The appraisal result of 1 user of table
For mode two, the first row user_hash of table indicates doubtful abnormal user it can be seen from above-mentioned table 1, Score is appraisal result, and the appraisal result in table 1 arranges from high to low.X1, X2, X3, X4, X5, X6 are respectively doubtful abnormal use The characteristic value of each behavior characteristic information in family, if characteristic value is 0, then it represents that the behavior feature of doubtful abnormal user is not abnormal Behavioural information;If characteristic value is non-zero numerical value, then it represents that the behavior characteristic information of doubtful abnormal user is abnormal behaviour information. For same behavior characteristic information, the size of characteristic value may indicate that abnormal severity.
Further, method further include: acquire identity information, the entity information of user;It, will based on behavioural information to be detected Identity information and entity information are associated, also the network session of original subscriber.
In embodiments of the present invention, identity information includes true identity information and virtual identity information, true identity information Employee's data for being provided including but not limited to personnel department of acquisition source;The acquisition source of virtual identity information including but not limited to Materials for registration of the family on network;By uniform data dictionary, the field information of different logs can be unified, and then be associated with different The user information of log can achieve the specific user of positioning by association true identity information and virtual identity information.
The entity information of user can refer to the unique identity of user in network, and entity information is including but not limited to IP Location, MAC Address.The entity information of user can be associated with identity information by the behavioural information to be detected of user, i.e., in fact Existing employee's account is associated with entity asset.User behavior information can complete user and entity by analysis, completion, integration Association, while also completely reducing the network session of user and the user behavior of ession for telecommunication.

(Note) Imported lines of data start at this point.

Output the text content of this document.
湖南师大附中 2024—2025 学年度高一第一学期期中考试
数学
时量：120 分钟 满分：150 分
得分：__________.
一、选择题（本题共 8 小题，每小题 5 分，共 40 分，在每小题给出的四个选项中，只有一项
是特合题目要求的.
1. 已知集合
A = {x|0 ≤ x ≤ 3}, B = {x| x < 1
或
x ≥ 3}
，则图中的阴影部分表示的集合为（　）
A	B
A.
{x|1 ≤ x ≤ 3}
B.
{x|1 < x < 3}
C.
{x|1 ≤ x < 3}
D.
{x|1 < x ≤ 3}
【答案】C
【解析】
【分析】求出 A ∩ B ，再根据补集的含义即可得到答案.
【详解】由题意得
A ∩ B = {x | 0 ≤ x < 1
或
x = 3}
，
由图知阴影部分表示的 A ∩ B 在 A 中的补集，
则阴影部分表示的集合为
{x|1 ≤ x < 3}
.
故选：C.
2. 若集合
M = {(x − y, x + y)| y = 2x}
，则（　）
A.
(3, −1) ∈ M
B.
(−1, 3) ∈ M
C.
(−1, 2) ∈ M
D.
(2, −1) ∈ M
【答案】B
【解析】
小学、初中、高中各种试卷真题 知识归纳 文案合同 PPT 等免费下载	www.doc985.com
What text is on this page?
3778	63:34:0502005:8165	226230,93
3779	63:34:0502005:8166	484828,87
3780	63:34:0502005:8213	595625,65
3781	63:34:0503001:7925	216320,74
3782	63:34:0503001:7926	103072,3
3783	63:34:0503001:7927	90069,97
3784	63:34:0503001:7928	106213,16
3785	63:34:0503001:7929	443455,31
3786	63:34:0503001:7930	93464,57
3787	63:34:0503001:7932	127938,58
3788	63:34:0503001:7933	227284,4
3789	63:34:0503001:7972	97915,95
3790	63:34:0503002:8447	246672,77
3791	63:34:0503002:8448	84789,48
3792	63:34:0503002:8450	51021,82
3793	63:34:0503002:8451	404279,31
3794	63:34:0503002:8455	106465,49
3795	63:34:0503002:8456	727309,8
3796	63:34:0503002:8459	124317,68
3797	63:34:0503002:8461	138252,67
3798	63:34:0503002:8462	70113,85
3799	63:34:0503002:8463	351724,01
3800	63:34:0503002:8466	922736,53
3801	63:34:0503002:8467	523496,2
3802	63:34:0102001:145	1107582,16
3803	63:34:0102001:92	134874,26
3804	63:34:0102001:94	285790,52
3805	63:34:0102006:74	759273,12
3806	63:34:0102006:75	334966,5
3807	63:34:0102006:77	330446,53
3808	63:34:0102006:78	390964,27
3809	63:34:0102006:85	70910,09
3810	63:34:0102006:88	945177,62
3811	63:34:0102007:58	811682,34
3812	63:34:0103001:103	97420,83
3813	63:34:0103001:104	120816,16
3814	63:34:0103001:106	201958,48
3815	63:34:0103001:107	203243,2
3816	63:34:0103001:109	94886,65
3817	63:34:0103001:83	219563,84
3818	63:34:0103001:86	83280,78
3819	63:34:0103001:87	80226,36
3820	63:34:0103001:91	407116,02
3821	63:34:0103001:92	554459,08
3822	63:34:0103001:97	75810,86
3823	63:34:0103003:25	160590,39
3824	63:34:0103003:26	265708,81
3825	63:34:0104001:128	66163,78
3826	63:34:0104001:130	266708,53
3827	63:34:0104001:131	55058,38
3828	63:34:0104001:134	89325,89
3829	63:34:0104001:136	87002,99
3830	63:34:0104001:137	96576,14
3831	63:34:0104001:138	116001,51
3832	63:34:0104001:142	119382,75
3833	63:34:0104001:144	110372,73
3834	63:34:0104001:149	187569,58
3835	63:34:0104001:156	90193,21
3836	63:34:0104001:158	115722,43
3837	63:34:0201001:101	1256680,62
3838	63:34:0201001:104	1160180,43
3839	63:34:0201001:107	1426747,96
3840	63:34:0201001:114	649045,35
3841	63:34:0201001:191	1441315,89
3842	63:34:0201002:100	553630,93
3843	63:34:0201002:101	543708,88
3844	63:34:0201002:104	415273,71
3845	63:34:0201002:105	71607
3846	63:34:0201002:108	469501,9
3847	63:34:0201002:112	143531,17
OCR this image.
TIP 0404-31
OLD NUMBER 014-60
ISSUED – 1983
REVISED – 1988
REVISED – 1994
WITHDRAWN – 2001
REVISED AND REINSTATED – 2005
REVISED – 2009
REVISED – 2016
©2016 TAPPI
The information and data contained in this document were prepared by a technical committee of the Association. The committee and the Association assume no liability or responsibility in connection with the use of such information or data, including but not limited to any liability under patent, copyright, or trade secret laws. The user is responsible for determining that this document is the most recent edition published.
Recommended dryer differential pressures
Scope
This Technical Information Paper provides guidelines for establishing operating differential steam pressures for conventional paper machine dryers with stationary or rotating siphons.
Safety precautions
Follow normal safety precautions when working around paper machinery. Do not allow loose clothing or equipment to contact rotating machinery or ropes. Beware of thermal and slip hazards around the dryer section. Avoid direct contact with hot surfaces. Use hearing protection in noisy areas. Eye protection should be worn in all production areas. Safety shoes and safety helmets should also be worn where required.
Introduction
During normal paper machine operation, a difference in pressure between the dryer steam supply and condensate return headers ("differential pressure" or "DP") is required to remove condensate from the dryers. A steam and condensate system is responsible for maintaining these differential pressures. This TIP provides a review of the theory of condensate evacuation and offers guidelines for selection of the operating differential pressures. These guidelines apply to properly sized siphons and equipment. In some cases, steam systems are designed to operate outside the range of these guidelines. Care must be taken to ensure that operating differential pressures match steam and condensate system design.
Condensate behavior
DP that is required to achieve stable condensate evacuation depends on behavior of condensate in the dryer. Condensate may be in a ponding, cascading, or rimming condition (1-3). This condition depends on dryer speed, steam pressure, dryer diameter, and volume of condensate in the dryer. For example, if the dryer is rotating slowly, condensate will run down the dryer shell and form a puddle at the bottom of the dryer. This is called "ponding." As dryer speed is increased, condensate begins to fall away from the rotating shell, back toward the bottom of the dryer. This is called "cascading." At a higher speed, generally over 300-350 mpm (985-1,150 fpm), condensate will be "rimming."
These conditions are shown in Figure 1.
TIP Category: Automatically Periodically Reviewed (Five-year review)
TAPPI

The embodiment of the present invention passes through the association of user, entity, behavior three elements, and combing obtains all kinds of behavior characteristic informations, Then the feature extraction dimension for pre-defining four kinds of situations, can effectively extract tens kinds can most reflect that the abnormal basis of user is special Sign;Three kinds of Outlier Detection Algorithms are used in abnormal user modeling by integrated learning approach again;Finally, by abnormal marking, Position the maximum a collection of user of abnormal risk.And the embodiment of the present invention does not use user the label of account, by one section Time using and checking, and gradually accumulates the label of user account, the algorithm of whole system is made to be transitioned into supervision from unsupervised. Default integrated study model is fed back by continuous forward circulation to be strengthened, and firm security perimeter is eventually erected.
Embodiment two:
Referring to Fig. 6, the abnormal user detection system based on integrated study that the embodiment of the invention provides a kind of, wherein can To comprise the following modules:
First acquisition module 11, for acquiring the behavioural information to be detected of user, wherein behavioural information to be detected includes extremely A few behavior characteristic information;
Comparison module 12, for by behavior characteristic information, and default feature baseline corresponding with behavior characteristic information into Row compares, and obtains comparison result;
Extraction module 13 for extracting abnormal behaviour information from behavioural information to be detected according to comparison result, and will be deposited It is determined as doubtful abnormal user in the user of abnormal behaviour information;
Grading module 14, for being scored using default integrated study model doubtful abnormal user, by appraisal result The doubtful abnormal user for reaching preset fraction is determined as abnormal user.
The abnormal user detection system based on integrated study that the embodiment of the invention provides a kind of, first with the first acquisition mould The behavioural information to be detected of block acquisition user, wherein behavioural information to be detected includes at least one behavior characteristic information;Then sharp With comparison module by behavior characteristic information, and default feature baseline corresponding with behavior characteristic information is compared, and is compared To result;It recycles extraction module to extract abnormal behaviour information from behavioural information to be detected according to comparison result, and will be present The user of abnormal behaviour information is determined as doubtful abnormal user;It is used to utilize default integrated study model finally by grading module It scores doubtful abnormal user, the doubtful abnormal user that appraisal result reaches preset fraction is determined as abnormal user.This Inventive embodiments establish detection system by kernel object of user, can analyze multiple behavior characteristic informations, based on row Be characterized abnormal behaviour information that the comparison result of information and default feature baseline determines can with effecting reaction user exception, Abnormal user can be accurately positioned based on default integrated study model, find inside threat in time, and then terminate internal prestige in time The side of body, prevents information leakage.
Further, the fusion that integrated study model is at least two detection algorithms is preset;Referring to Fig. 7, grading module 14 Include:
Determination unit 21, for determining the weight of at least two detection algorithms and every kind of detection algorithm;
Score unit 22, score for being utilized respectively at least two detection algorithms doubtful abnormal user, obtain to Few two abnormal scores;
At least two abnormal scores are merged for being based on weight, obtain appraisal result by integrated unit 23.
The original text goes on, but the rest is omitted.